Faith keeps Turkey's corpse washers going amid COVID-19
Eda Elal prepares a corpse for burial at a washing cabin in Istanbul, Turkey. Jan. 10, 2022. (Reuters Photo)


The coronavirus pandemic changed the lives of millions in Turkey since the disease made its foray into the country in March 2020. Though health care workers experienced the impact first and foremost, other occupations also had their fair share of fear and dread.

Eda Elal has prepared corpses for burial in accordance with Islamic rituals nearly half her life but says her job as a "gassal" in Turkey has never been harder than when bodies and illness overwhelmed her during the COVID-19 pandemic. Elal, 36, said a sense of spiritual duty helped her continue carrying out the common end-of-life ritual despite exhaustion and fear, especially when she herself fell ill with COVID-19 last year. According to the ritual, gassals pray while washing the body, before placing it in a white shroud ahead of burial. Corpses arrive from hospitals or homes to a washing cabin, called a "gasilhane," where men wash male bodies and women wash female bodies.

"I have been a gassal for 16 years. I have never seen so many dead together. I have never washed so many corpses in one day.

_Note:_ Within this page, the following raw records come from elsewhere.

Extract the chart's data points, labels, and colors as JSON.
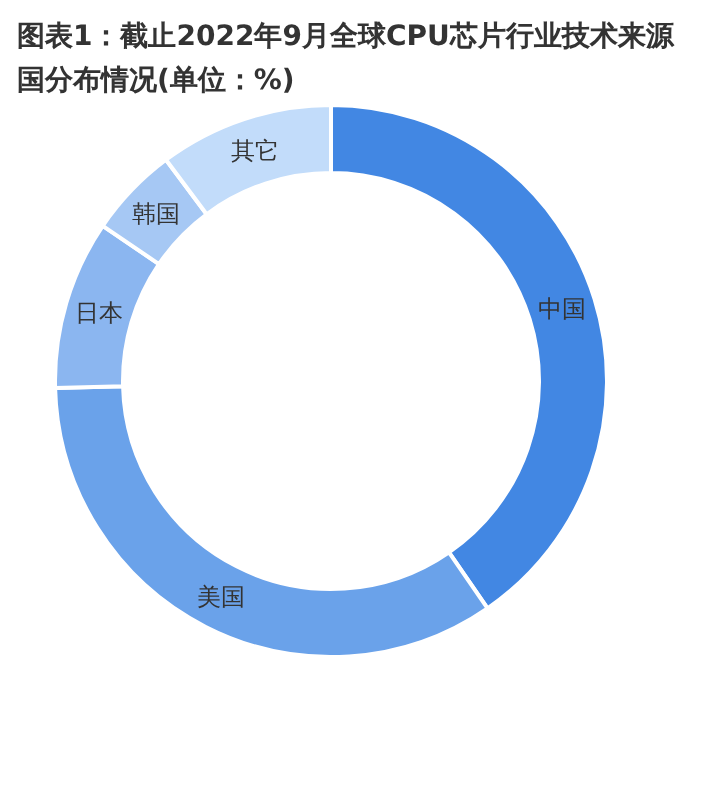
{
  "chart_data": {
    "type": "donut",
    "title": "图表1：截止2022年9月全球CPU芯片行业技术来源国分布情况(单位：%)",
    "categories": [
      "中国",
      "美国",
      "日本",
      "韩国",
      "其它"
    ],
    "values": [
      40.4,
      34.2,
      9.9,
      5.3,
      10.2
    ],
    "colors": [
      "#4287e3",
      "#6aa2ea",
      "#8bb6f0",
      "#a6c8f4",
      "#c2dcfa"
    ]
  }
}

We were exhausted," Elal said. "Believe me, getting COVID-19 was more difficult than washing someone who died of COVID-19. Because you are sick yourself, you are waging a battle of life and death," she said, adding she received therapy for some time because she couldn't go outside fearing she would be reinfected.

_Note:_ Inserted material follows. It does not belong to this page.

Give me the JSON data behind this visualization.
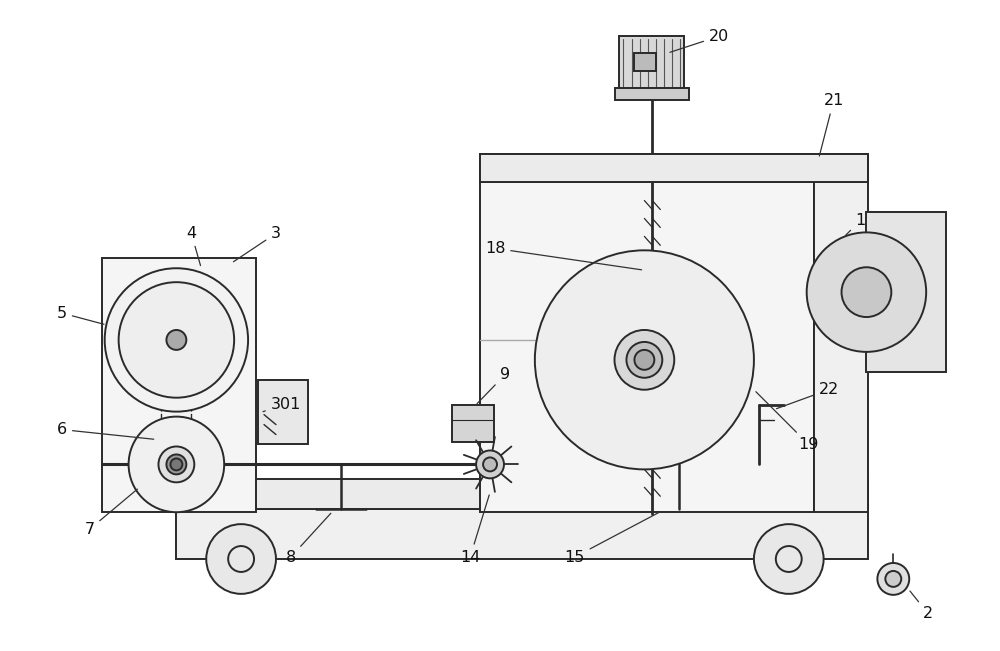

Istanbul, Turkey's largest city of some 16 million, has 243 gassals working in 16 washing cabins that are managed and funded by the municipal council, providing the service for free. Elal said two gassals normally wash five bodies each day, though it was as many as 40 during the worst days of the pandemic. Turkey's daily COVID-19 deaths peaked near 400 in May last year and now hover just below 200 even as cases are at record highs.

Ceyhan Tunç, 45, another gassal, said they were panicked when the pandemic began and debated how to continue their work while staying safe but continued once new protective measures were adopted. "This is a matter of heart," said Tunç, who has worked for five years.

The gassals are paid by the municipal authority, but Elal and Tunç said the demanding work is more a responsibility than a source of income. "We try to look at this not from a perspective of money and a job but rather as a religious duty," Elal said and added that her father and husband did not at first support her decision, at age 17, to become a gassal. But now her family is her biggest moral support.

"I never had regrets about doing this work because preparing the corpse is the last service to a person. My faith and spirit are satisfied," Elal said and added that being with someone in "their final moment" made up for the difficulties.